Questo trend si è invertito soltanto all’inizio degli anni Novanta, quando molti intellettuali cinesi – tra cui Tu Weiming -, hanno intrapreso la strada della ricostruzione culturale e del recupero delle radici confuciane, secondo una nuova forma di Umanesimo confuciano de-politicizzato che è poi diventato una delle voci più autorevoli dell’attuale dibattito sulla Cina Culturale.
Secondo il Prof. Tu, la destituzione delle 5 virtù confuciane e lo sviluppo di una società di mercato malsana hanno causato profonde disarmonie nella Cina contemporanea, curabili solo con un ritorno alla cultura. In questo senso il Partito Comunista Cinese deve affrontare due importanti sfide.
La prima consiste di una rivalutazione della religione e del rapporto tra quest’ultima e la scienza, figlia dell’Illuminismo europeo eletta a unico principio guida della modernizzazione cinese. Il concetto di scienza è diventato secondo Tu Weiming troppo potente nella Cina contemporanea e la fede nella capacità della scienza di risolvere ogni problema ha offuscato e poi marginalizzato il potere della fede religiosa e della dimensione spirituale.
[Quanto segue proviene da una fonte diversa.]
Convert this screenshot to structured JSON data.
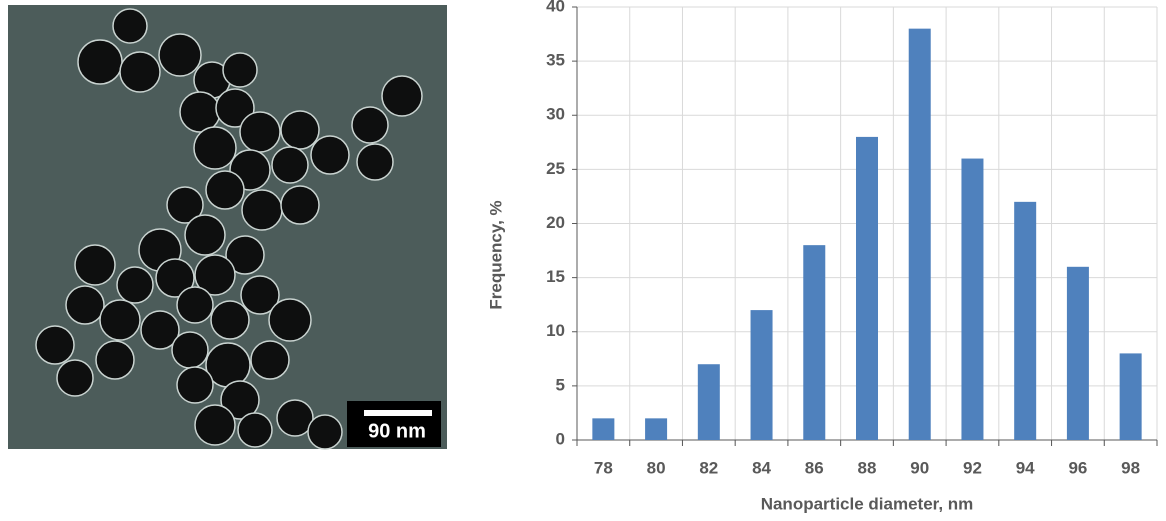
{
  "micrograph": {
    "scale_bar_label": "90 nm"
  },
  "chart_data": {
    "type": "bar",
    "x_label": "Nanoparticle diameter, nm",
    "y_label": "Frequency, %",
    "categories": [
      "78",
      "80",
      "82",
      "84",
      "86",
      "88",
      "90",
      "92",
      "94",
      "96",
      "98"
    ],
    "values": [
      2,
      2,
      7,
      12,
      18,
      28,
      38,
      26,
      22,
      16,
      8
    ],
    "color": "#4f81bd",
    "ylim": [
      0,
      40
    ],
    "yticks": [
      0,
      5,
      10,
      15,
      20,
      25,
      30,
      35,
      40
    ],
    "grid": true
  }
}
Per questo è necessario un nuovo dialogo tra religione e scienza, che sarà possibile soltanto se il governo riconoscerà l’importanza vitale della religione per l’uomo e del suo essere una possibile fonte di stabilità (e non di instabilità) sociale. La seconda sfida è costituita da un recupero dell’identità culturale cinese che produca una combinazione fruttuosa tra l’umanesimo confuciano e le necessità dello sviluppo economico in modo tale che il Pil non diventi la sola misura del successo e della felicità dei cinesi.
La ricetta proposta dal Professor Tu è un orizzonte sul quale si proiettano le speranze di molti intellettuali cinesi di oggi. L’ennesimo orizzonte, verrebbe da dire. Su di esso, come su quelli più istituzionali prodotti dai ‘piani’ della quarta generazione, è legittimo nutrire qualche riserva. Come nel caso della ‘società armoniosa’, la riscoperta del fascino secolare del confucianesimo potrebbe essere solo un altro miraggio, la risposta più ovvia e immediata – dall’ ‘alto’ – a un bisogno impellente che emerge dal ‘basso’. La Cina consumista, corrotta e inquinata non piace a nessuno, tantomeno ai cinesi, ma se è facile pensare che il suo passato confuciano possa essere la soluzione è più difficile crederlo.